特集 杉と苔
  服部植物研究所と飫肥杉
文/ 南壽l敏郎
   
 
 

 父のたってのたのみで、それまで勤めていた(とは言っても胸を悪くして殆ど療養の身であったが)上野公園の東京科学博物館(今の国立博物館)をやめて郷里、九州の島南端、宮崎県飫肥町(今の日南市)に帰ったのは空襲も本格的になった昭和19年の暮れであった。翌20年8月15日惨憺たる戦争は終り、人々の多くは虚脱状態にあった。家業(林業)に従事せよとの父のたのみにしぶしぶと承知はしたものの、そのかわり小さい研究所をつくり、コケの研究を続けさせてもらいたいと言う条件を付けた。

(私記 服部植物研究所 1946-1970年 服部新佐 The Journal of the Hattori Botanical Laboratory No.34, January, 1971)

 服部植物研究所は、旧飫肥藩の豪商であり、飫肥地方有数の大林家、服部家の跡取りとして生まれた服部新佐博士(1915-1992)によって、このようにして誕生した。

 コケの分類学者として世界の研究者と切磋琢磨するために設立した研究所は、純粋な科学追求の場であり、その運営は研究所が所有する山林(飫肥杉)に大きく依存していた。前述の私記の中にも次のような件がある。「杉が生長して幾年後かに伐期に達したり、土地が値上がりしてよい買い手がくればそれを処分して、その代金でまた幼齢林や、やすい土地を求める―これらの売買差益が研究所の経費をまかなう上で大きなウエイトを持っている訳である。公社債や預貯金などでは年1割以上に廻し且つ年々のインフレに対抗出来ないことは言う迄もない。」

 この私記が書かれたのは昭和46年。当時のスギの価格は山元立木価格で12,040円、丸太価格(中丸太 径14〜22  4m)は17,100円である。(「森林・林業白書」より)つまり所有山林を1町歩(1ha)売れば最低でも500万円にはなる。研究所と服部家は、当時合わせて山林を約1,000町歩所有していたので、その運営が順調であったことは疑う余地もない。

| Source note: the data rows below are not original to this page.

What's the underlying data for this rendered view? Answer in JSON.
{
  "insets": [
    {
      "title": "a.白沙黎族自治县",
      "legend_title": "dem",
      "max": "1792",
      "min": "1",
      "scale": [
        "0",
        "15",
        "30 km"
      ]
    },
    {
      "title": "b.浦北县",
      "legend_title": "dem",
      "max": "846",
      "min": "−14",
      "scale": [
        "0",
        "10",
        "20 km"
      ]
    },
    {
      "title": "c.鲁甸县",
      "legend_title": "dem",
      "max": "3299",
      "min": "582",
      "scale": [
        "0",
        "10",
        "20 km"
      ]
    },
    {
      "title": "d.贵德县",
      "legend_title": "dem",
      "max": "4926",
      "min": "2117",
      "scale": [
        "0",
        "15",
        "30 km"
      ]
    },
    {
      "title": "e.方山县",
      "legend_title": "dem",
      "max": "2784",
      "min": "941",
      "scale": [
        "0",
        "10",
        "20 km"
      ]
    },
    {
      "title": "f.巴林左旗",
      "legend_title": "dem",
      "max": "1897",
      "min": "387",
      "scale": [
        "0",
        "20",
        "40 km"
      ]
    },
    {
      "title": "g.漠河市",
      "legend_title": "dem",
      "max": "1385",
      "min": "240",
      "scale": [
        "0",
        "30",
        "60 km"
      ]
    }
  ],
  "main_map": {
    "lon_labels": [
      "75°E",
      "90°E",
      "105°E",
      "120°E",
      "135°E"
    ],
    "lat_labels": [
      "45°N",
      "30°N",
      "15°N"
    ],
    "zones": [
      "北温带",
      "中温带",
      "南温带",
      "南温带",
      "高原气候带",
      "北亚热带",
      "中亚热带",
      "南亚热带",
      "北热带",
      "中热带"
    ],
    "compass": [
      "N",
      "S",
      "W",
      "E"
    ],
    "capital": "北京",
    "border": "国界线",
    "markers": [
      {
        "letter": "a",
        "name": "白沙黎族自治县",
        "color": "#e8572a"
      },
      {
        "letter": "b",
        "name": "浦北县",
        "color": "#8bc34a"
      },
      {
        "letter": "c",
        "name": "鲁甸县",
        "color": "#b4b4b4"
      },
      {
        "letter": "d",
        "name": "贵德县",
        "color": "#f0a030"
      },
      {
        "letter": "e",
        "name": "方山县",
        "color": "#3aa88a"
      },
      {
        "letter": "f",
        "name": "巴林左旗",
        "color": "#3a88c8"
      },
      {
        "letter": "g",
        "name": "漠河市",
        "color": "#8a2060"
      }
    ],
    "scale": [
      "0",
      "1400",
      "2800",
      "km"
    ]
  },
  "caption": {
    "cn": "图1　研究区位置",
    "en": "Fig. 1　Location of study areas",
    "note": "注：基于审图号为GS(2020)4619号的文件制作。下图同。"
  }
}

 スギの価格はそれ以降も上昇し、昭和55年(1980)に山元立木価格、22,707円、丸太価格38,700円を付ける。1町歩の山林価格が1千万円を超えるという今では夢のような価格である。

 服部植物研究所も多くの研究者と職員を抱え、次々と研究成果を「財団法人服部植物研究所報告:The Journal of the Hattori Botanical Laboratory」で世界に発表した。まさに順風満帆であった。

 以上のように、少なくとも昭和の時代には、ここ日南市において飫肥杉は経済の中心的役割を果たした。そして一地方のみならず日本、いや世界の科学の発展に寄与した。林業を生業にしコケのことは何も知らない私が理事長としてこの研究所の運営に携わっているのにも少しは理由があるのである。